I ran my first big waterfall in December of last year. Almost 8 months later, and having run several more big drops, I found my self in the Pacific North West, a waterfall paradise. After running a warm-up drop (Metlako falls) and a week or so of sick kayaking in Hood River, we decided it was about time to head back East. We had one more stop though, which we were hoping would be our grand finale.

The Mckenzie river, just outside of Eugene, Oregon had two of the most amazing waterfalls I have ever seen. Koosah and Sahalie falls, two 80ish footers less than a mile a part. After scouting both, my friend Jake and I decided that we wanted to fire up Koosah. Koosah falls has a very complicated entrance, a weird boily lip, and at least 80 feet of freefall. And about 100 yards downstream is a huge river wide logjam.
This wasn’t just another drop for me. I knew what I was getting myself into. I knew the consequences, and I knew the line. I am not the type of boater who just runs whatever is in front of me. I think about drops and rapids before I run them, weigh the risks out in my head. Based on the skills that I know I have, I decide if the risk is worth the reward. I had already walked away from this drop a few weeks before, but with this being the end of our trip, I was fired up to run it. I studied the drop for a long time before gearing up. I scouted from upstream of the entrance, the lip, the base of the falls, and everything up to and past the logjam. We had a super solid safety plan, and we all knew what to do if something went wrong.

Jake decided to go first. I was at the bottom near the logjam. Jake busted through the entrance, melted into the curtain, and rolled up at the bottom super stoked.
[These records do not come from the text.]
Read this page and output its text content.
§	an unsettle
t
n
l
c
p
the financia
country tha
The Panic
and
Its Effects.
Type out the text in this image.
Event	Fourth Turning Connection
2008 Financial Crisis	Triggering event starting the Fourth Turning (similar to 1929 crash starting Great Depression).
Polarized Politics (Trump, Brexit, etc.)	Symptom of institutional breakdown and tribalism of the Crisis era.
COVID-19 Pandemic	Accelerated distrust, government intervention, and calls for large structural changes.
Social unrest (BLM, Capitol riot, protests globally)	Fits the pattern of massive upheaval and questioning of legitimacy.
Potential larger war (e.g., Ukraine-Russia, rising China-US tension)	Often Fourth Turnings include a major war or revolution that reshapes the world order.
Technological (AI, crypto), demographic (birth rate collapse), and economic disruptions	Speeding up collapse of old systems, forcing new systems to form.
Having seen Jake’s line, and talking to him about it, I was even more fired up for my turn to run the drop. I scouted even more before I put in, and finally got in my boat and was ready to go. That is pretty much all I remember, but I will tell the rest of the story based on video and what my friends told me.
I busted through the entrance, and went off the lip a bit further to the right of where I wanted to be. I was still set up to have a perfect line until about a third of the way down, I took a correction stroke, and my bow came up a little too much. Realizing this, I tried to get my bow back down, leaning forward, with my face on my cockpit trying to arc my angle back to verticle. I ended up not landing too flat, as my back is completely fine. However on impact, I hit my head on the cockpit rim. I came out of the mist at the bottom upright and fist pumping, but by the time I got out of my boat, I had forgotten what I had done. I don’t remember much after this, until I woke up in the hospital, with stitches in both of my eyes, and a total lack of memory of the past two days. I was flown straight home the next day, medically assisted through the airports, and told by a Neurologist a few days later that I had to take at least a month off from kayaking, and needed to be extremely careful with my head.

In the weeks after, through the recovery process, I have thought a lot about if it’s worth running such big drops. I do not regret running Koosah falls. It was a calculated decision, and a line that I knew I had the skills to make. Sometimes, things don’t go the way you plan, and you have to deal with the consequences.
I have had plenty of time to think about this over the past few weeks, and can’t wait to get back on the water everyday! I have a plan of how to ease my way back into running big stuff, and I am using this experience to learn and think even harder about what I run. But I still love running big waterfalls and can’t wait to get back at it!